Counting Down to Apollo

One American's account of watching humanity reach the Moon

The Men in the White Rooms

There are men I never hear about who suit up the astronauts on the launch pad. The closeout crew. Their job is to strap three people into a spacecraft and walk away.

There are men I never hear about who suit up the astronauts on the launch pad and close the hatch behind them.

They’re called the closeout crew, and they work in the White Room — the clean-room environment at the top of the service structure, at the level of the spacecraft hatch. Their job is to help the astronauts into the capsule, check their connections, close and seal the hatch, and walk away knowing that those men are about to ride a rocket.

The White Room is not white for cleanliness in the pharmaceutical sense. It’s painted white, climate controlled, positive-pressure ventilated to keep contamination out of the spacecraft. The crew enters wearing cleanroom garments. Technicians who have been working on the spacecraft go through decontamination to get in.

Guenter Wendt is the pad leader for the Mercury and Gemini programs — the man in charge of the White Room. The astronauts call him the “Pad Führer,” which he takes as a term of respect (it fits with his German background and his absolute authority over the pad operations). He is exacting, detail-oriented, and the last person to see the astronauts before launch. He will be in the White Room for Apollo as well.

When John Glenn climbed into Friendship 7, Wendt was there. When Shepard lit the candle, Wendt had sealed the hatch. After the fire, when the investigation team opened the hatch of Apollo 1, Wendt was on the pad.

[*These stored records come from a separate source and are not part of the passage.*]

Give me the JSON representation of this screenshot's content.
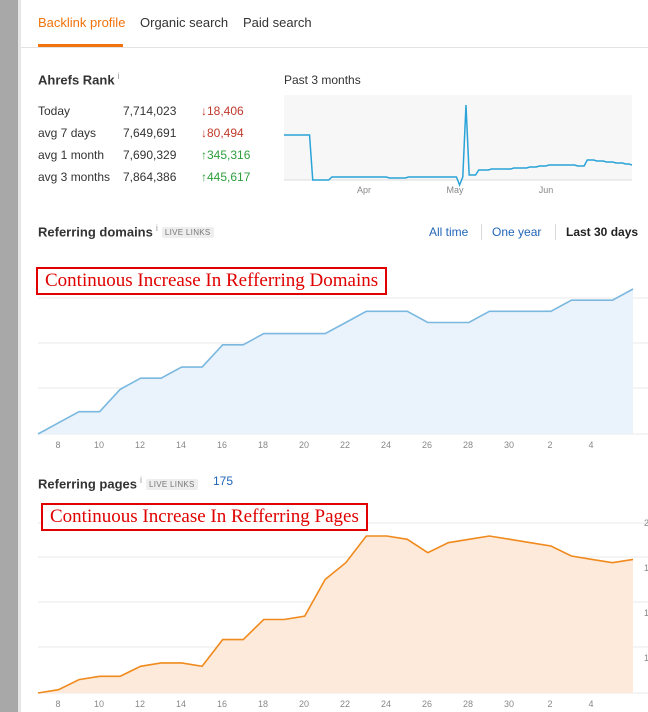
{
  "tabs": [
    {
      "label": "Backlink profile",
      "active": true
    },
    {
      "label": "Organic search",
      "active": false
    },
    {
      "label": "Paid search",
      "active": false
    }
  ],
  "ahrefs_rank": {
    "title": "Ahrefs Rank",
    "info": "i",
    "rows": [
      {
        "label": "Today",
        "value": "7,714,023",
        "change": "18,406",
        "direction": "down"
      },
      {
        "label": "avg 7 days",
        "value": "7,649,691",
        "change": "80,494",
        "direction": "down"
      },
      {
        "label": "avg 1 month",
        "value": "7,690,329",
        "change": "345,316",
        "direction": "up"
      },
      {
        "label": "avg 3 months",
        "value": "7,864,386",
        "change": "445,617",
        "direction": "up"
      }
    ],
    "period_label": "Past 3 months"
  },
  "rank_chart": {
    "type": "line",
    "x_ticks": [
      "Apr",
      "May",
      "Jun"
    ],
    "line_color": "#2aa3d8",
    "values": [
      40,
      40,
      40,
      40,
      40,
      40,
      40,
      40,
      40,
      85,
      85,
      85,
      85,
      85,
      85,
      82,
      82,
      82,
      82,
      82,
      82,
      82,
      82,
      82,
      82,
      82,
      82,
      82,
      82,
      82,
      82,
      82,
      82,
      83,
      83,
      83,
      83,
      83,
      83,
      82,
      82,
      82,
      82,
      82,
      82,
      82,
      82,
      82,
      82,
      82,
      82,
      82,
      82,
      82,
      82,
      90,
      82,
      10,
      80,
      80,
      80,
      75,
      75,
      75,
      75,
      74,
      74,
      74,
      74,
      74,
      74,
      74,
      73,
      73,
      73,
      73,
      73,
      72,
      72,
      72,
      71,
      71,
      71,
      70,
      70,
      70,
      70,
      70,
      70,
      70,
      70,
      70,
      71,
      71,
      71,
      65,
      65,
      65,
      66,
      66,
      66,
      67,
      67,
      67,
      68,
      68,
      68,
      69,
      69,
      70
    ]
  },
  "referring_domains": {
    "title": "Referring domains",
    "info": "i",
    "badge": "LIVE LINKS",
    "periods": [
      {
        "label": "All time",
        "active": false
      },
      {
        "label": "One year",
        "active": false
      },
      {
        "label": "Last 30 days",
        "active": true
      }
    ],
    "annotation": "Continuous Increase In Refferring Domains"
  },
  "referring_pages": {
    "title": "Referring pages",
    "info": "i",
    "badge": "LIVE LINKS",
    "count": "175",
    "annotation": "Continuous Increase In Refferring Pages",
    "y_tick_partial": [
      "2",
      "1",
      "1",
      "1"
    ]
  },
  "chart_data": [
    {
      "type": "area",
      "title": "Referring domains",
      "color": "#7ab8e0",
      "fill": "#eaf3fb",
      "x_ticks": [
        "8",
        "10",
        "12",
        "14",
        "16",
        "18",
        "20",
        "22",
        "24",
        "26",
        "28",
        "30",
        "2",
        "4"
      ],
      "y": [
        0,
        1,
        2,
        2,
        4,
        5,
        5,
        6,
        6,
        8,
        8,
        9,
        9,
        9,
        9,
        10,
        11,
        11,
        11,
        10,
        10,
        10,
        11,
        11,
        11,
        11,
        12,
        12,
        12,
        13
      ],
      "grid": true
    },
    {
      "type": "area",
      "title": "Referring pages",
      "color": "#f08a1c",
      "fill": "#fdeadb",
      "x_ticks": [
        "8",
        "10",
        "12",
        "14",
        "16",
        "18",
        "20",
        "22",
        "24",
        "26",
        "28",
        "30",
        "2",
        "4"
      ],
      "y": [
        0,
        1,
        4,
        5,
        5,
        8,
        9,
        9,
        8,
        16,
        16,
        22,
        22,
        23,
        34,
        39,
        47,
        47,
        46,
        42,
        45,
        46,
        47,
        46,
        45,
        44,
        41,
        40,
        39,
        40
      ],
      "grid": true
    }
  ]
}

I’ve read that the astronauts feel Wendt’s presence as a reassurance — his thoroughness, his attention to every last detail before close-out, is the last quality check before the launch sequence. If Wendt signed off, the spacecraft is ready.

There are thousands of people like Wendt in this program. People with specific, essential roles that nobody announces at press conferences. The program is a machine made of people, and every person in it matters.

Wendt matters. The closeout crew matters. They’re the last human hands on the spacecraft before it goes.